ダライ・ラマが大地震の被災者に哀悼の意 - 国際ニュース : nikkansports.com:より引用。
チベット仏教最高指導者のダライ・ラマ14世は13日、中国・四川大地震の被災者に対し「深い同情と心からの哀悼の意を伝えたい。地震で命を失った人々や負傷者のため祈りをささげる」とのメッセージを発表した。
ダライ・ラマはその気になれば日本やアメリカよりも早く声明を述べられたはずだ。彼が今回のような声明を発表すれば、中国政府がよく口にする「ダライ・ラマら反乱分子が暴動を扇動している」という主張が誤りであることを世界に示せる。また、チベット側による人道への配慮をアピールすることによって、その後の国際世論をより味方につけやすくなる。
にもかかわらずなぜ、声明は今頃になったのか。
チベットと中国が「国境」を接しているのは、北からシンチャンウイグル自治区、青海省、四川省、雲南省だ。シンチャンウイグル自治区とチベットとの間には巨大なクンルン山脈が横たわっている。また、雲南省とチベットとの間にはホントワン山脈が広がっている。つまりいずれも、兵站線としては期待しがたい。

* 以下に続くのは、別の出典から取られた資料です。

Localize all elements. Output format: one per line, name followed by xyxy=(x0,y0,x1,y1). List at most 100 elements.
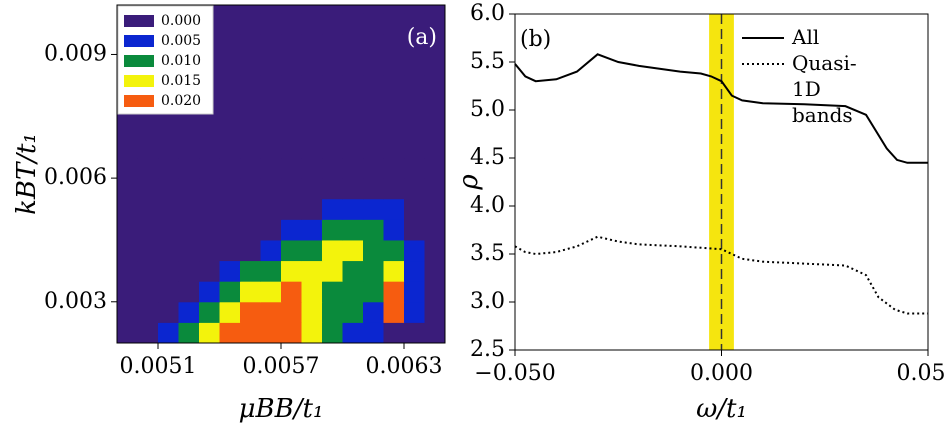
contour-cell xyxy=(342,54,364,76)
x-tick-label: 0.000 xyxy=(690,361,753,386)
x-axis-label: μBB/t₁ xyxy=(239,394,324,424)
contour-cell xyxy=(260,13,282,35)
contour-cell xyxy=(404,116,425,138)
contour-cell xyxy=(199,116,220,138)
contour-cell xyxy=(240,136,261,159)
contour-cell xyxy=(199,239,220,262)
contour-cell xyxy=(404,33,425,55)
contour-cell xyxy=(260,116,282,138)
contour-cell xyxy=(363,322,384,344)
contour-cell xyxy=(322,54,343,76)
legend-label: 0.015 xyxy=(161,73,201,89)
contour-cell xyxy=(240,301,261,323)
contour-cell xyxy=(260,301,282,323)
contour-cell xyxy=(301,301,323,323)
contour-cell xyxy=(342,13,364,35)
contour-cell xyxy=(260,54,282,76)
contour-cell xyxy=(219,13,241,35)
contour-cell xyxy=(260,260,282,282)
contour-cell xyxy=(199,178,220,200)
contour-cell xyxy=(424,95,446,117)
contour-cell xyxy=(322,116,343,138)
contour-cell xyxy=(383,75,405,97)
contour-cell xyxy=(404,301,425,323)
contour-cell xyxy=(383,281,405,303)
contour-cell xyxy=(342,116,364,138)
contour-cell xyxy=(404,54,425,76)
legend-swatch xyxy=(742,37,784,39)
contour-cell xyxy=(424,116,446,138)
contour-cell xyxy=(383,157,405,179)
contour-cell xyxy=(117,157,138,179)
contour-cell xyxy=(158,281,179,303)
contour-cell xyxy=(301,260,323,282)
contour-cell xyxy=(322,260,343,282)
contour-cell xyxy=(240,95,261,117)
contour-cell xyxy=(219,95,241,117)
x-tick-label: −0.050 xyxy=(474,361,555,386)
contour-cell xyxy=(383,54,405,76)
y-tick-label: 0.003 xyxy=(44,289,107,314)
contour-cell xyxy=(363,178,384,200)
series-line xyxy=(514,53,928,164)
contour-cell xyxy=(322,157,343,179)
contour-cell xyxy=(301,116,323,138)
contour-cell xyxy=(383,239,405,262)
contour-cell xyxy=(342,219,364,241)
legend-swatch xyxy=(742,63,784,65)
contour-cell xyxy=(137,219,159,241)
contour-cell xyxy=(117,260,138,282)
contour-cell xyxy=(219,281,241,303)
legend-label: 0.000 xyxy=(161,13,201,29)
legend-label: 0.005 xyxy=(161,33,201,49)
contour-cell xyxy=(342,178,364,200)
contour-cell xyxy=(281,116,302,138)
contour-cell xyxy=(137,301,159,323)
contour-cell xyxy=(199,322,220,344)
x-tick-label: 0.0057 xyxy=(243,354,320,379)
contour-cell xyxy=(240,322,261,344)
contour-cell xyxy=(424,157,446,179)
contour-cell xyxy=(137,178,159,200)
contour-cell xyxy=(322,219,343,241)
contour-cell xyxy=(240,13,261,35)
contour-cell xyxy=(137,281,159,303)
contour-cell xyxy=(424,178,446,200)
contour-cell xyxy=(322,301,343,323)
contour-cell xyxy=(363,95,384,117)
contour-cell xyxy=(342,260,364,282)
contour-cell xyxy=(158,198,179,220)
contour-cell xyxy=(158,157,179,179)
contour-cell xyxy=(301,219,323,241)
contour-cell xyxy=(322,322,343,344)
contour-cell xyxy=(322,136,343,159)
contour-cell xyxy=(178,239,200,262)
contour-cell xyxy=(363,281,384,303)
contour-cell xyxy=(117,219,138,241)
contour-cell xyxy=(383,178,405,200)
legend: All Quasi-1D bands xyxy=(742,24,872,128)
contour-cell xyxy=(219,239,241,262)
contour-cell xyxy=(301,178,323,200)
contour-cell xyxy=(158,219,179,241)
contour-cell xyxy=(219,301,241,323)
contour-cell xyxy=(260,157,282,179)
contour-cell xyxy=(178,322,200,344)
contour-cell xyxy=(137,198,159,220)
contour-cell xyxy=(260,219,282,241)
contour-cell xyxy=(363,75,384,97)
contour-cell xyxy=(281,157,302,179)
contour-cell xyxy=(424,239,446,262)
contour-cell xyxy=(363,33,384,55)
contour-cell xyxy=(424,75,446,97)
contour-cell xyxy=(260,281,282,303)
y-tick-label: 5.0 xyxy=(470,97,505,122)
contour-cell xyxy=(219,33,241,55)
contour-cell xyxy=(240,116,261,138)
contour-cell xyxy=(404,13,425,35)
contour-cell xyxy=(363,301,384,323)
contour-cell xyxy=(158,178,179,200)
contour-cell xyxy=(342,281,364,303)
contour-cell xyxy=(424,198,446,220)
contour-cell xyxy=(301,75,323,97)
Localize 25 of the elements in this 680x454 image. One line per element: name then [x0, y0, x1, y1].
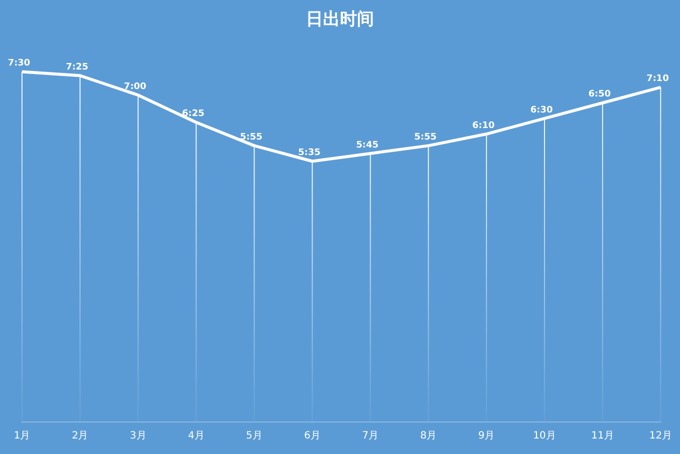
x-tick-label: 9月 [478, 430, 495, 442]
x-tick-label: 2月 [72, 430, 88, 442]
data-label: 7:00 [124, 82, 146, 92]
x-tick-label: 8月 [420, 430, 437, 442]
data-label: 5:45 [356, 140, 379, 150]
x-tick-label: 7月 [362, 430, 379, 442]
data-label: 7:10 [646, 74, 669, 84]
x-tick-label: 1月 [14, 430, 30, 442]
data-label: 7:25 [66, 62, 88, 72]
data-label: 6:25 [182, 109, 204, 120]
x-tick-label: 5月 [246, 430, 262, 442]
data-label: 7:30 [8, 58, 30, 69]
data-label: 6:10 [472, 120, 495, 131]
x-tick-label: 10月 [533, 430, 556, 442]
data-label: 5:55 [240, 132, 262, 143]
data-label: 6:50 [588, 90, 611, 100]
x-tick-label: 11月 [591, 430, 614, 442]
chart-title: 日出时间 [306, 10, 374, 30]
data-label: 5:55 [414, 132, 437, 143]
x-tick-label: 12月 [649, 430, 672, 442]
x-tick-label: 6月 [304, 430, 320, 442]
data-label: 5:35 [298, 148, 320, 158]
data-label: 6:30 [530, 105, 553, 116]
x-tick-label: 3月 [130, 430, 146, 442]
x-tick-label: 4月 [188, 430, 204, 442]
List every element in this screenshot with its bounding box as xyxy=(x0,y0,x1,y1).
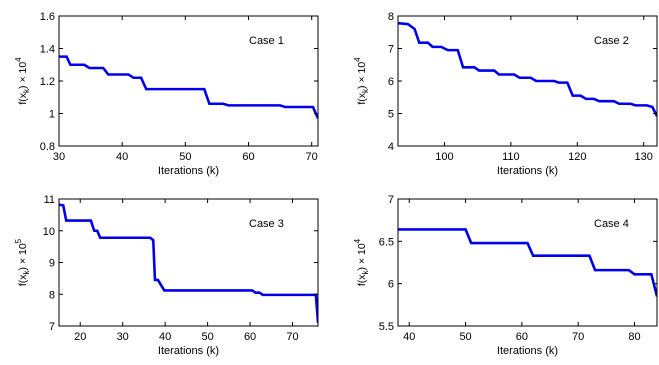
y-tick-label: 8 xyxy=(49,289,55,301)
x-axis-label: Iterations (k) xyxy=(497,165,558,177)
y-tick-label: 0.8 xyxy=(40,141,55,153)
series-line-1-1 xyxy=(59,55,318,119)
x-axis-label: Iterations (k) xyxy=(158,165,219,177)
y-tick-label: 1.2 xyxy=(40,76,55,88)
chart-case-3: 20 30 40 50 60 70 7 8 9 10 11 Iterations (k) f(xk) ×… xyxy=(14,194,319,357)
x-tick-label: 120 xyxy=(568,151,586,163)
x-tick-label: 50 xyxy=(179,151,191,163)
chart-case-1: 30 40 50 60 70 0.8 1 1.2 1.4 1.6 Iterations (k) f(x… xyxy=(14,11,319,177)
y-axis-label: f(xk) × 105 xyxy=(14,238,31,286)
x-tick-label: 130 xyxy=(635,151,653,163)
x-tick-label: 40 xyxy=(159,331,171,343)
series-line-2-1 xyxy=(398,21,657,117)
x-axis-label: Iterations (k) xyxy=(158,345,219,357)
x-tick-label: 20 xyxy=(74,331,86,343)
case-annotation: Case 4 xyxy=(594,218,629,230)
y-axis-label: f(xk) × 104 xyxy=(353,57,370,105)
y-tick-label: 5.5 xyxy=(379,321,394,333)
y-tick-label: 10 xyxy=(43,226,55,238)
y-tick-label: 8 xyxy=(388,11,394,23)
y-tick-label: 4 xyxy=(388,141,394,153)
x-tick-label: 70 xyxy=(572,331,584,343)
chart-case-4: 40 50 60 70 80 5.5 6 6.5 7 Iterations (k) f(xk) × … xyxy=(353,194,658,357)
case-annotation: Case 2 xyxy=(594,35,629,47)
x-tick-label: 110 xyxy=(502,151,520,163)
x-tick-label: 30 xyxy=(53,151,65,163)
x-axis-label: Iterations (k) xyxy=(497,345,558,357)
y-tick-label: 7 xyxy=(388,194,394,206)
x-tick-label: 40 xyxy=(116,151,128,163)
case-annotation: Case 1 xyxy=(249,35,284,47)
x-tick-label: 60 xyxy=(244,331,256,343)
x-tick-label: 30 xyxy=(117,331,129,343)
x-tick-label: 70 xyxy=(306,151,318,163)
series-line-4-1 xyxy=(398,228,657,297)
y-tick-label: 6 xyxy=(388,279,394,291)
x-tick-label: 100 xyxy=(435,151,453,163)
y-axis-label: f(xk) × 104 xyxy=(353,238,370,286)
plot-frame xyxy=(397,198,658,327)
x-tick-label: 80 xyxy=(628,331,640,343)
x-tick-label: 50 xyxy=(459,331,471,343)
y-tick-label: 7 xyxy=(49,321,55,333)
y-tick-label: 11 xyxy=(44,194,55,206)
x-tick-label: 60 xyxy=(242,151,254,163)
y-tick-label: 1 xyxy=(49,109,55,121)
x-tick-label: 60 xyxy=(516,331,528,343)
y-tick-label: 6 xyxy=(388,76,394,88)
y-tick-label: 9 xyxy=(49,258,55,270)
y-tick-label: 5 xyxy=(388,109,394,121)
chart-case-2: 100 110 120 130 4 5 6 7 8 Iterations (k) f(xk) × 1… xyxy=(353,11,658,177)
x-tick-label: 70 xyxy=(286,331,298,343)
y-tick-label: 7 xyxy=(388,44,394,56)
series-line-3-1 xyxy=(59,203,318,323)
y-tick-label: 1.4 xyxy=(40,44,55,56)
y-tick-label: 1.6 xyxy=(40,11,55,23)
x-tick-label: 50 xyxy=(201,331,213,343)
case-annotation: Case 3 xyxy=(249,218,284,230)
x-tick-label: 40 xyxy=(403,331,415,343)
y-axis-label: f(xk) × 104 xyxy=(14,57,31,105)
y-tick-label: 6.5 xyxy=(379,236,394,248)
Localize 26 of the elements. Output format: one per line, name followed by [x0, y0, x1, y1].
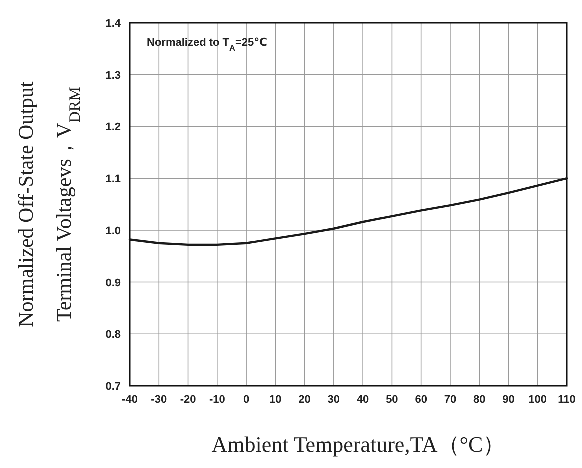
- x-tick-label: 80: [473, 394, 486, 406]
- y-tick-label: 0.9: [106, 277, 121, 290]
- x-tick-label: 30: [328, 394, 340, 406]
- y-tick-label: 1.3: [106, 70, 121, 82]
- x-tick-label: 20: [298, 394, 311, 406]
- x-tick-label: -40: [122, 394, 138, 406]
- y-tick-label: 1.4: [106, 18, 122, 30]
- x-tick-label: 40: [356, 394, 370, 406]
- x-tick-label: 0: [243, 394, 250, 406]
- y-tick-label: 1.2: [106, 122, 121, 134]
- x-tick-label: 100: [528, 394, 548, 406]
- x-tick-label: 60: [415, 394, 428, 406]
- annotation: Normalized to T$_{A}$=25℃: [147, 37, 268, 52]
- y-tick-label: 1.1: [106, 174, 121, 186]
- y-tick-label: 1.0: [106, 225, 121, 238]
- x-tick-label: 90: [502, 394, 515, 406]
- y-tick-label: 0.8: [106, 329, 121, 342]
- x-tick-label: -20: [180, 394, 196, 406]
- x-axis-title: Ambient Temperature,TA（°C）: [212, 432, 506, 457]
- y-tick-label: 0.7: [106, 381, 121, 393]
- x-tick-label: 70: [444, 394, 457, 406]
- x-tick-label: -30: [151, 394, 168, 406]
- x-tick-label: -10: [209, 394, 226, 406]
- x-tick-label: 10: [270, 394, 282, 406]
- x-tick-label: 50: [386, 394, 398, 406]
- x-tick-label: 110: [558, 394, 576, 406]
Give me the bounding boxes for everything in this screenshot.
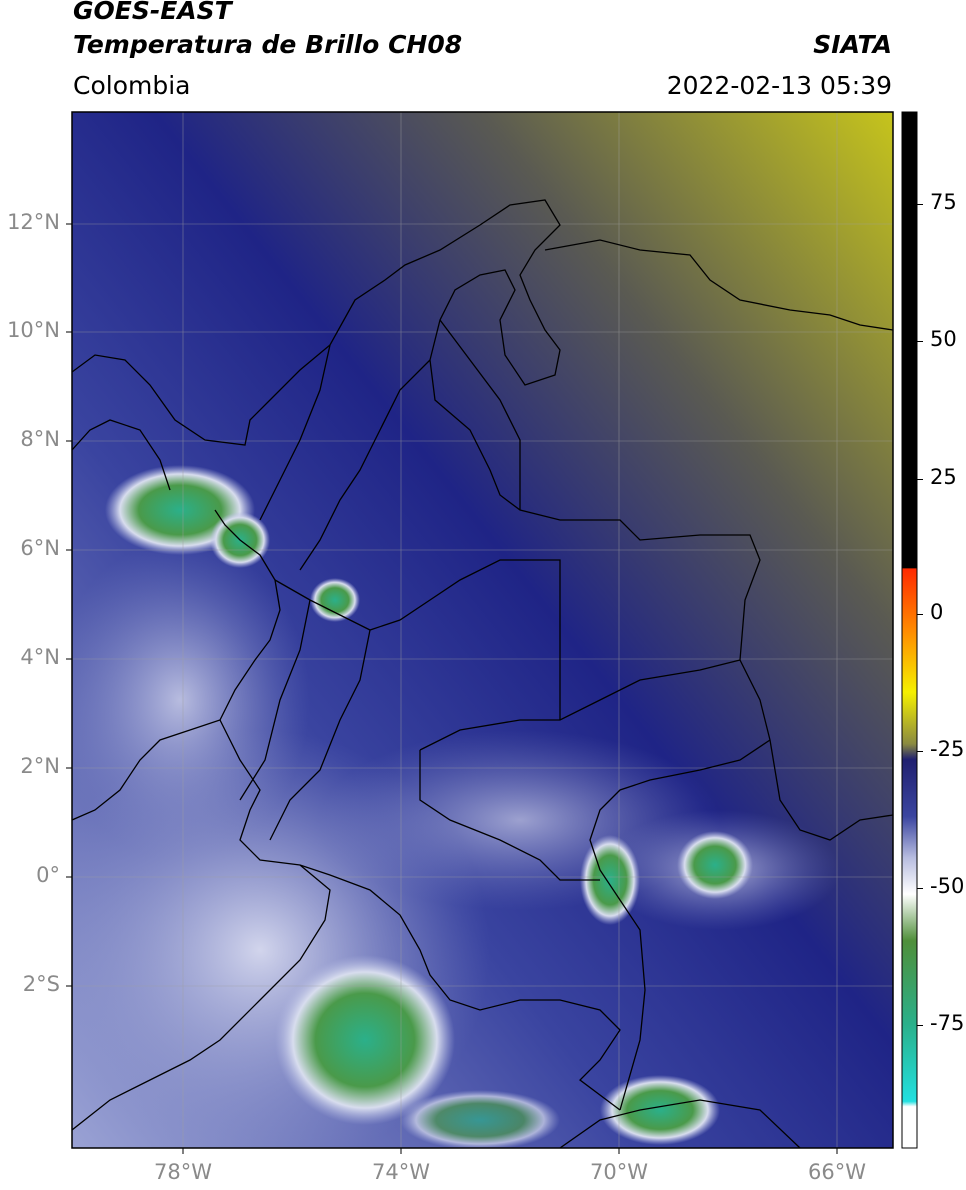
colorbar-tick-mark: [917, 479, 923, 480]
colorbar-tick-mark: [917, 204, 923, 205]
lat-label-12n: 12°N: [7, 210, 60, 234]
satellite-image: [72, 112, 893, 1148]
cold-cloud-south: [275, 955, 455, 1125]
lat-label-10n: 10°N: [7, 318, 60, 342]
colorbar-tick-minus75: -75: [930, 1011, 965, 1035]
lat-label-6n: 6°N: [20, 536, 60, 560]
colorbar-tick-0: 0: [930, 600, 944, 624]
borders: [72, 199, 893, 1148]
colorbar-tick-minus25: -25: [930, 737, 965, 761]
brand-label: SIATA: [813, 30, 892, 59]
lon-label-66w: 66°W: [808, 1160, 866, 1184]
title-product: Temperatura de Brillo CH08: [73, 30, 463, 59]
colorbar: [901, 111, 918, 1149]
colorbar-tick-mark: [917, 614, 923, 615]
title-satellite: GOES-EAST: [73, 0, 232, 25]
lat-label-2s: 2°S: [22, 972, 60, 996]
timestamp: 2022-02-13 05:39: [666, 71, 892, 100]
colorbar-tick-mark: [917, 1025, 923, 1026]
colorbar-tick-mark: [917, 888, 923, 889]
region-label: Colombia: [73, 71, 191, 100]
colorbar-tick-minus50: -50: [930, 874, 965, 898]
lat-label-4n: 4°N: [20, 645, 60, 669]
lon-label-78w: 78°W: [154, 1160, 212, 1184]
lat-label-0: 0°: [36, 863, 60, 887]
colorbar-tick-mark: [917, 751, 923, 752]
map-frame: [66, 111, 894, 1154]
lon-label-74w: 74°W: [372, 1160, 430, 1184]
colorbar-tick-25: 25: [930, 465, 957, 489]
lon-label-70w: 70°W: [590, 1160, 648, 1184]
lat-label-2n: 2°N: [20, 754, 60, 778]
colorbar-tick-mark: [917, 341, 923, 342]
lat-label-8n: 8°N: [20, 427, 60, 451]
colorbar-tick-75: 75: [930, 190, 957, 214]
colorbar-tick-50: 50: [930, 327, 957, 351]
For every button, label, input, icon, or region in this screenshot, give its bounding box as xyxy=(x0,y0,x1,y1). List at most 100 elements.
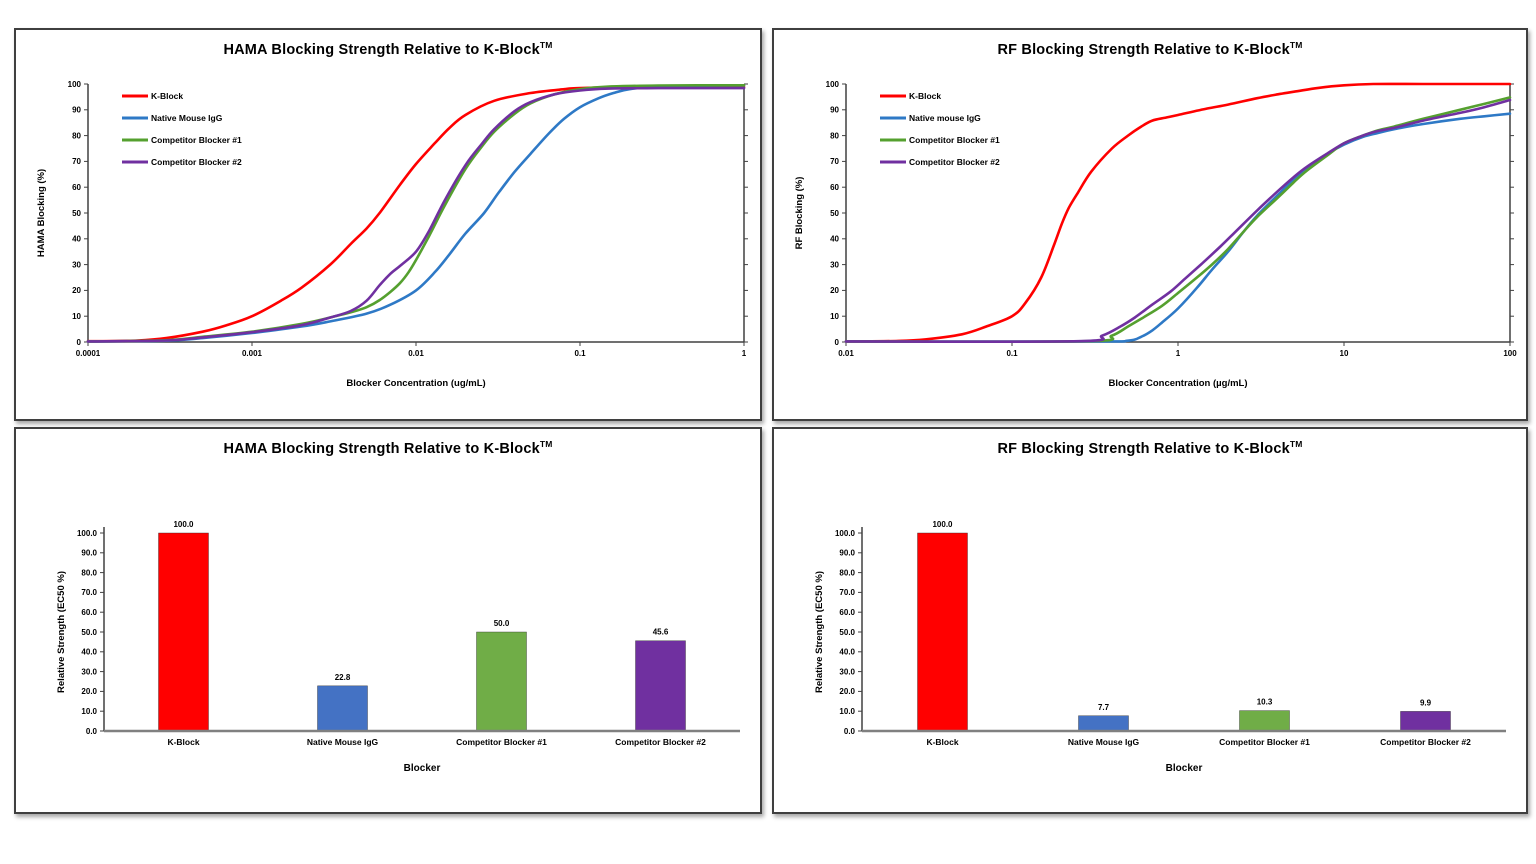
bar-value-label: 7.7 xyxy=(1098,703,1110,712)
chart-title: HAMA Blocking Strength Relative to K-Blo… xyxy=(16,40,760,58)
chart-title: RF Blocking Strength Relative to K-Block… xyxy=(774,40,1526,58)
bar-value-label: 45.6 xyxy=(653,628,669,637)
y-tick-label: 40.0 xyxy=(839,648,855,657)
y-axis-title: Relative Strength (EC50 %) xyxy=(814,571,825,693)
x-axis-title: Blocker Concentration (ug/mL) xyxy=(346,378,485,389)
y-tick-label: 40.0 xyxy=(81,648,97,657)
rf-line-chart-panel: RF Blocking Strength Relative to K-Block… xyxy=(772,28,1528,421)
x-tick-label: 100 xyxy=(1503,349,1517,358)
x-tick-label: 0.01 xyxy=(408,349,424,358)
hama-bar-chart: 0.0 10.0 20.0 30.0 40.0 50.0 60.0 70.0 80.0 90.0 1… xyxy=(16,429,760,812)
bar-category-label: K-Block xyxy=(926,737,958,747)
trademark-superscript: TM xyxy=(1289,40,1303,50)
rf-bar-chart: 0.0 10.0 20.0 30.0 40.0 50.0 60.0 70.0 80.0 90.0 1… xyxy=(774,429,1526,812)
legend-label-competitor-blocker-2: Competitor Blocker #2 xyxy=(151,157,242,167)
y-tick-label: 20 xyxy=(72,286,81,295)
y-tick-label: 60.0 xyxy=(839,608,855,617)
bar-competitor-blocker-1 xyxy=(476,631,527,732)
y-tick-label: 30 xyxy=(72,260,81,269)
x-tick-label: 0.1 xyxy=(574,349,586,358)
y-tick-label: 20.0 xyxy=(81,687,97,696)
chart-title-text: RF Blocking Strength Relative to K-Block xyxy=(997,440,1290,457)
y-tick-label: 90 xyxy=(72,106,81,115)
y-tick-label: 60 xyxy=(72,183,81,192)
hama-line-chart: 0 10 20 30 40 50 60 70 80 90 100 0.0001 0.001 0.01 0.1… xyxy=(16,30,760,419)
chart-title-text: HAMA Blocking Strength Relative to K-Blo… xyxy=(223,41,540,58)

そしてここで、四川省の交通網が寸断された。残るは青海省だ。青海省のゴルムドからラサは青蔵鉄道で結ばれたばかりだが、その区間のうち960kmは海抜4000m以上、おまけに550kmもが凍土地帯だ。破壊工作が行われた場合、復旧は容易ではない。
そして中国は多くの将兵を四川省の復旧作業に投入せざるを得ない。
さらに北京オリンピックは目前に迫っており、さすがに手荒なまねはしづらい。
先の争乱鎮圧以来、欧米の民心がチベット寄りになっているのは言わずもがな。
つまり、チベットが反旗を翻すにはこれほどの好機はない。少なくとも、チベットで弾圧に苦しめられている人々は十分そう考え得るはずだ。
おそらくダライ・ラマのもとには、なんらかの形で反乱計画につき打診があったのだろう。そのような状況下で不用意に中国への同情を示せば、ダライ・ラマはチベット人の支持を失い、現地チベットでの暴発を招きかねない。また、声明を出した後で現地チベット人らが反乱をおこせば、ダライ・ラマは対外的代表としての権威を失いかねない。いずれも、ダライ・ラマにとって(そしておそらくはチベットそのものにとって)致命的だ。
それゆえ、ダライ・ラマは理を尽くして同胞らを説得したのではないか。そしてようやくに今日、声明を出すに至ったのではないだろうか。